Harrison believed that education for all was necessary to the exploitation of possibilities for the political and social advance of Labour. A Michael Foot of lecturing, he pioneered day-release courses for Derbyshire and Yorkshire miners. Hughes was one of those who benefited.
The Yorkshire area was the epicentre of the 1984 miners' strike, and the Doncaster area was a centre of Yorkshire activity; it was Arthur Scargill's stamping ground. But Hughes was not one of the "hotheads", and said later that he had been profoundly unhappy at the way things had got "out of hand" at Orgreave. "I am not an uncritical fan of Arthur," he said,
though I shall always think that he and we were right to predict the demise of the coal industry, if Mr Ian McGregor [the National Coal Board chairman] and the government of Mrs Thatcher were to get their way.

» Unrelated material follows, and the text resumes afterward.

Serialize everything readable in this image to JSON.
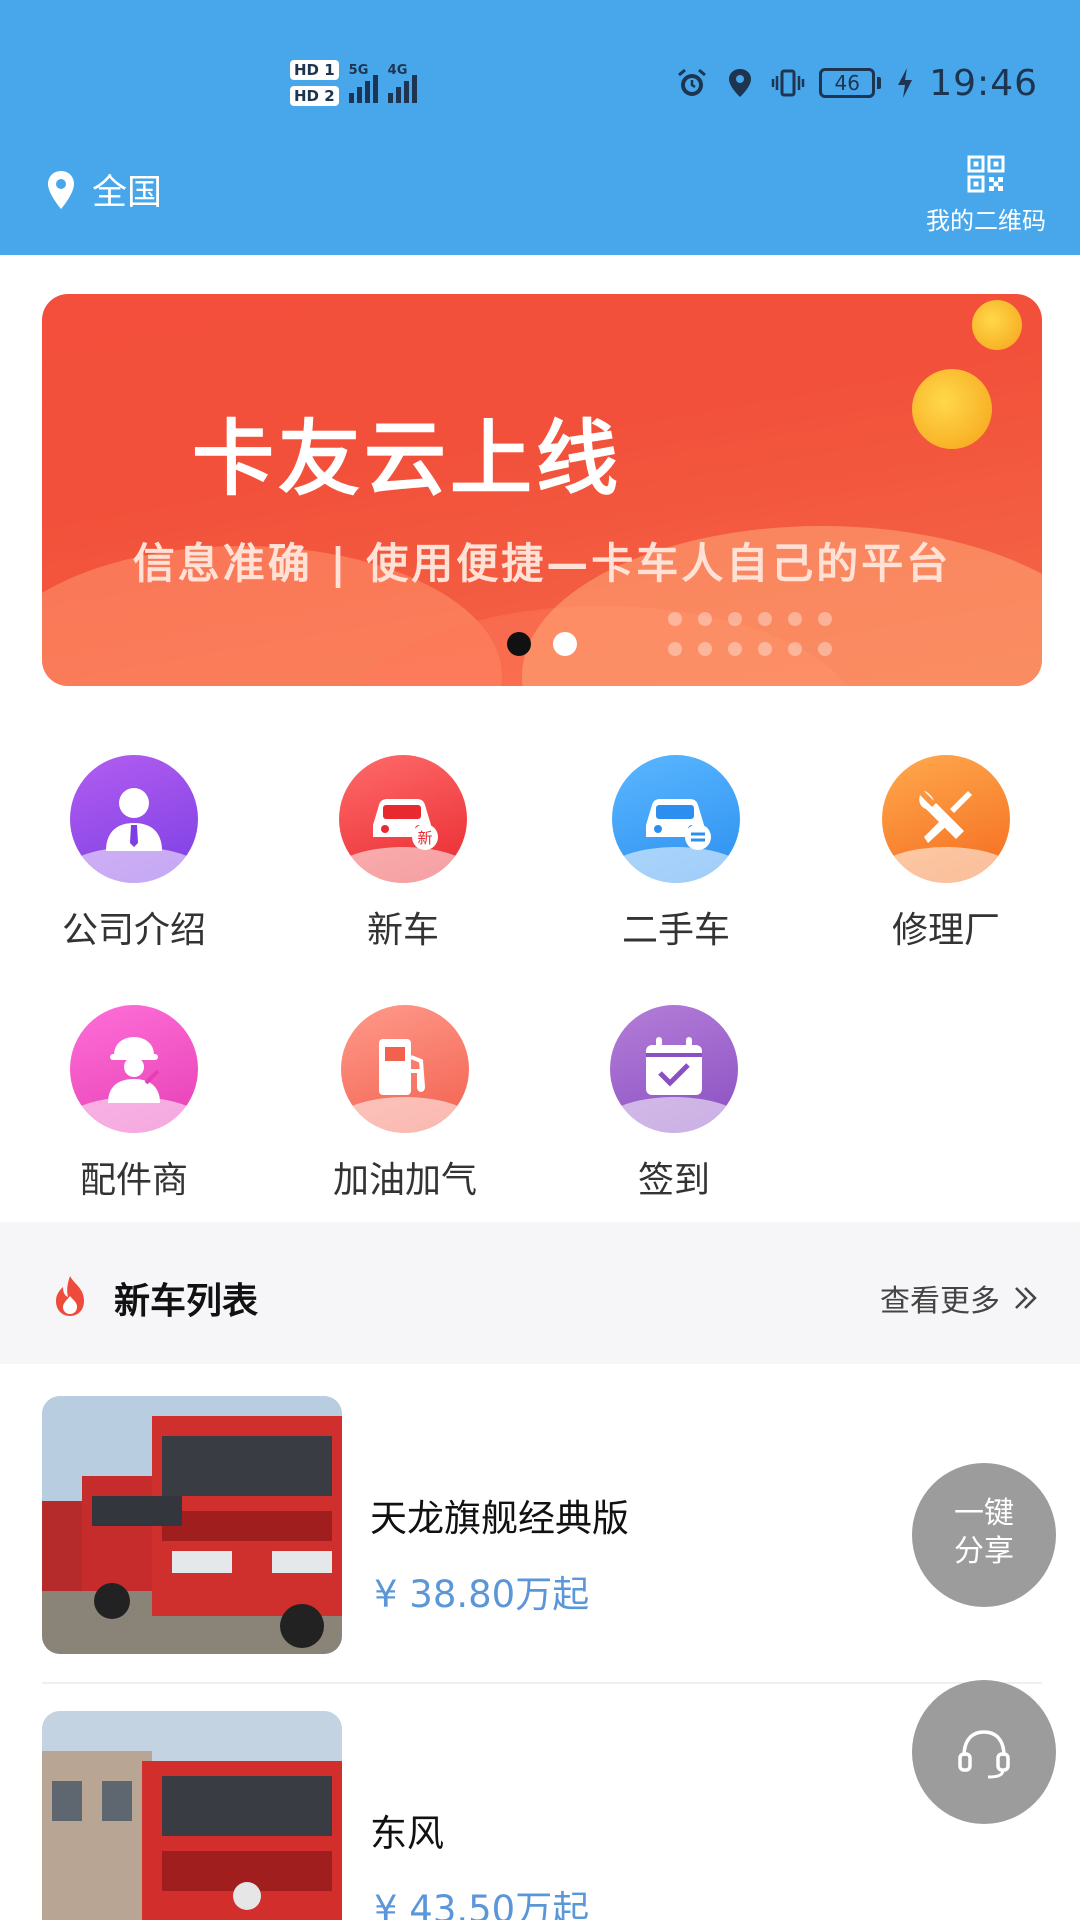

It was partly because of the sound judgement that he had displayed that Hughes was supported for a place in the Doncaster Borough Council in 1986 and only a year later was elected Chairman of its Social Services Committee.
When I was the guest speaker at one of a large series of Labour Party suppers, it was clear that Hughes was not only the guiding hand behind the organisation of the meetings, but he was the anointed and preferred successor of Mick Welsh, MP for Doncaster North.

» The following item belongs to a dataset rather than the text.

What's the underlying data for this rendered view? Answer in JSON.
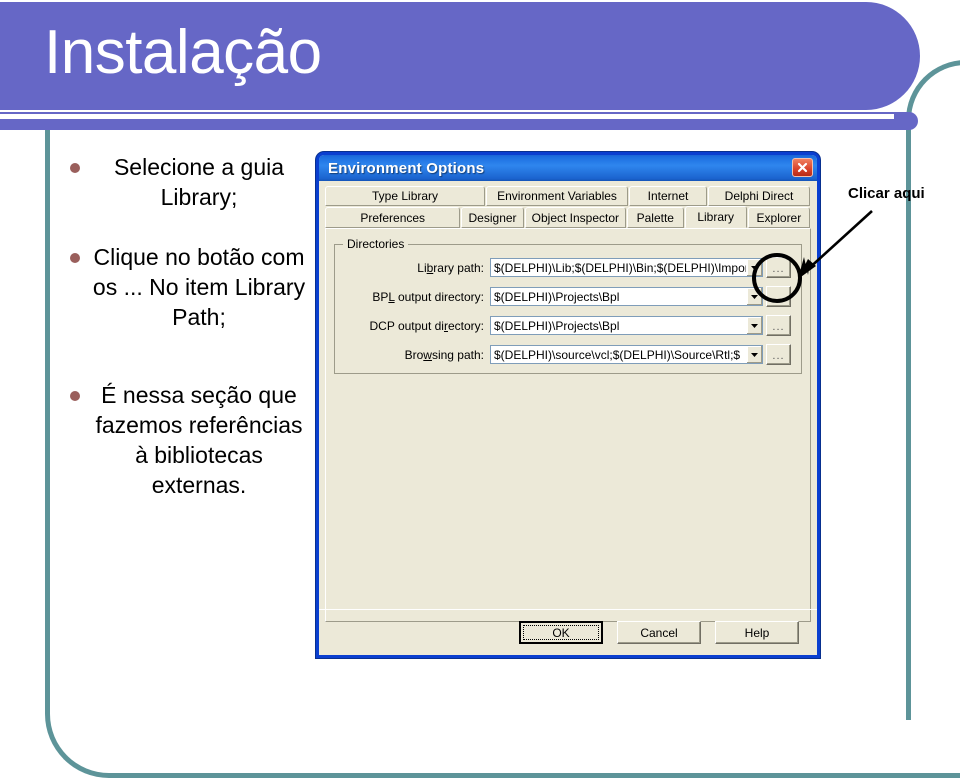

Elected in April 1992 with 34,135 votes, to the Conservative Robin Light's 14,322 and the Liberal Steven Whiting's 6,787, Hughes championed the cause of community care. Caring for the elderly and disabled at home should not be a cheap option. Hughes would say that it was the duty of a Labour government to restore self-respect to local government councillors and personnel in Britain.
After only four years in the Commons, Hughes was promoted to being an Opposition Whip in 1996, metamorphosing into a Government Whip in 1997, responsible for the Yorkshire region MPs. In 2001, for reasons which I have never been able to fathom, Tony Blair, as Prime Minister, virtually cleared out the Whips Office, and Hughes lost his position. He showed no bitterness - on the contrary, his was a formidable voice at Parliamentary Party meetings for the government loyalist cause, and he was bitterly critical of me and other dissenters who, he thought, were splitting the government party over Iraq, foundation hospitals, and tuition fees. In his view we should be displaying rather more trade union-like discipline.
Five years ago, Hughes was asked by the Speaker to become a member of the Speakers' Panel, which involves the chairing of Standing Committees. He had the makings of a very effective Chairman, and possible Deputy Speaker, before his life was cut short by motor neurone disease.